The NCC has approached the media with the same allegations as presented in the letter; that fluxLoop operates in defiance with applicable data protection law, i.e. illegally. The way media was approached were utterly tactless. fluxLoop received a message from NRK that fluxLoop was about to receive a letter from the NCC. In other words, this letter was sent NRK before it was sent to fluxLopp and only minutes before Inger Lise Blyverket from the NCC and fluxLoop's Ulrik Prøitz should meet live at"Dagsnytt18".[4]

 

The agenda for the debate program was officially a more general approach to processing of personal data in apps (with Prøitz as an expert in this field), but was then adjusted by the NCC as to put fluxLoop in the stocks based on totally groundless allegations. This indicates a very poor judgement and lack of understanding for the damaging effects such approach to administrative procedures may have on the affected parties. The timing of the letter is also conspicuous.

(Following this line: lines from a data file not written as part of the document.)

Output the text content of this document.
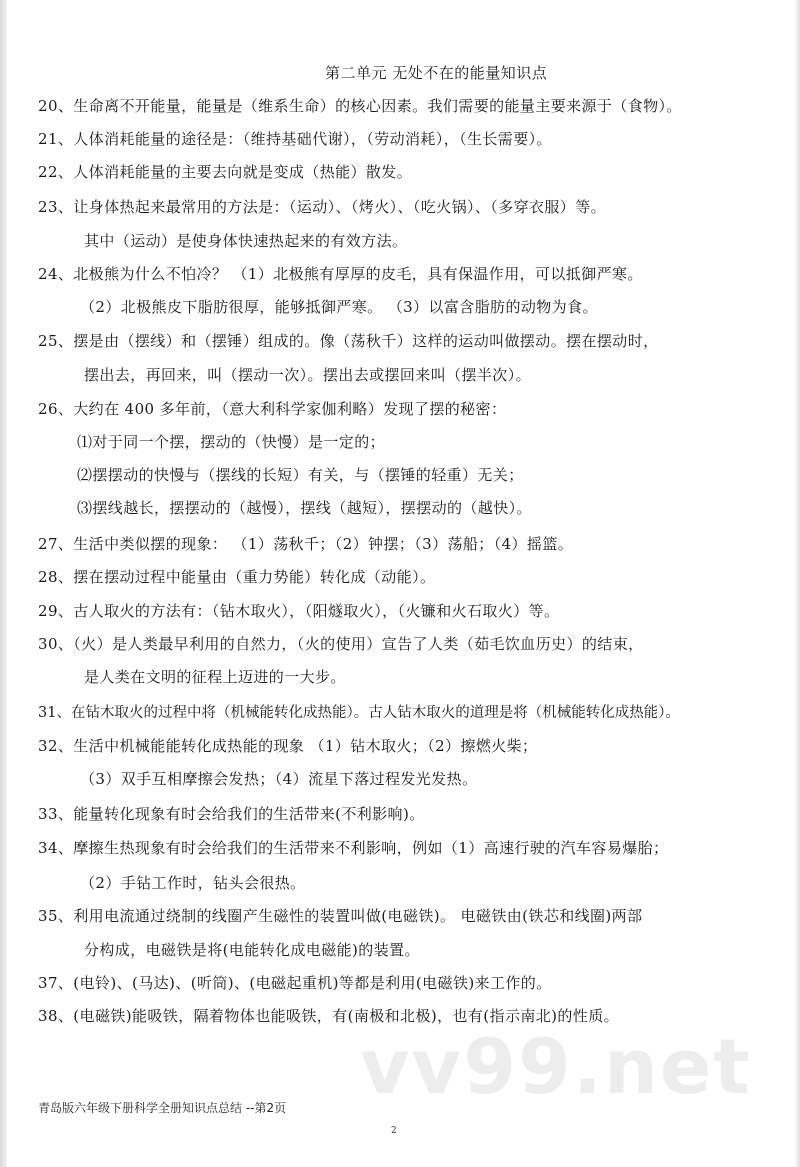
第二单元 无处不在的能量知识点
20、生命离不开能量，能量是（维系生命）的核心因素。我们需要的能量主要来源于（食物）。
21、人体消耗能量的途径是：（维持基础代谢），（劳动消耗），（生长需要）。
22、人体消耗能量的主要去向就是变成（热能）散发。
23、让身体热起来最常用的方法是：（运动）、（烤火）、（吃火锅）、（多穿衣服）等。
其中（运动）是使身体快速热起来的有效方法。
24、北极熊为什么不怕冷？ （1）北极熊有厚厚的皮毛，具有保温作用，可以抵御严寒。
（2）北极熊皮下脂肪很厚，能够抵御严寒。 （3）以富含脂肪的动物为食。
25、摆是由（摆线）和（摆锤）组成的。像（荡秋千）这样的运动叫做摆动。摆在摆动时，
摆出去，再回来，叫（摆动一次）。摆出去或摆回来叫（摆半次）。
26、大约在 400 多年前，（意大利科学家伽利略）发现了摆的秘密：
⑴对于同一个摆，摆动的（快慢）是一定的；
⑵摆摆动的快慢与（摆线的长短）有关，与（摆锤的轻重）无关；
⑶摆线越长，摆摆动的（越慢），摆线（越短），摆摆动的（越快）。
27、生活中类似摆的现象： （1）荡秋千；（2）钟摆；（3）荡船；（4）摇篮。
28、摆在摆动过程中能量由（重力势能）转化成（动能）。
29、古人取火的方法有：（钻木取火），（阳燧取火），（火镰和火石取火）等。
30、（火）是人类最早利用的自然力，（火的使用）宣告了人类（茹毛饮血历史）的结束，
是人类在文明的征程上迈进的一大步。
31、在钻木取火的过程中将（机械能转化成热能）。古人钻木取火的道理是将（机械能转化成热能）。
32、生活中机械能能转化成热能的现象 （1）钻木取火；（2）擦燃火柴；
（3）双手互相摩擦会发热；（4）流星下落过程发光发热。
33、能量转化现象有时会给我们的生活带来(不利影响)。
34、摩擦生热现象有时会给我们的生活带来不利影响，例如（1）高速行驶的汽车容易爆胎；
（2）手钻工作时，钻头会很热。
35、利用电流通过绕制的线圈产生磁性的装置叫做(电磁铁)。 电磁铁由(铁芯和线圈)两部
分构成，电磁铁是将(电能转化成电磁能)的装置。
37、(电铃)、(马达)、(听筒)、(电磁起重机)等都是利用(电磁铁)来工作的。
38、(电磁铁)能吸铁，隔着物体也能吸铁，有(南极和北极)，也有(指示南北)的性质。
vv99.net
青岛版六年级下册科学全册知识点总结 --第2页
2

The report was published already in Januar, while the letter is not sent until three months later.

 

The paradox in all this is that the NCC ends its letter with the following sentence: "Please do not hesitate to get back to us if we have misunderstood anything about the practices of FluxLoop.", which may indicate a trace of understanding that the facts may be different, but which is meaningless when the NCC first chooses to approach NRK (the TV channel) with the letter.

 

NCC's behaviour has caused fluxLoop an economic loss by scaring away existing and potential customers and due to the time spent to handle this case. fluxLoop asks the NCC to admit the mistakes committed and to make such apology accessible to the public.

 

Yours sincerely,

Simonsen Vogt Wiig

  

Marit Stubø Jorde

Associate

mst@svw.no

Download document
Photo by 祝 鹤槐 from Pexels

[1] The report is accessible from the following URL: https://fil.forbrukerradet.no/wp-content/uploads/2020/01/mnemonic-security-test-report-v1.0.pdf

[2] The report is accessible from the following URL: https://fil.forbrukerradet.no/wp-content/uploads/2020/01/2020-01-14-out-of-control-final-version.pdf

[3] The data set contains no data that can be directly linked to a natural person, as for example name or phone number. However, the data set contains a unique identifier which may not immediately be linked to a natural person. This identifier is an ID that is generated upon installation of the app and which exists until the app is uninstalled (installation ID)

[4] Dagsnytt18 is a debate program sent by the Norwegian TV channel NRK.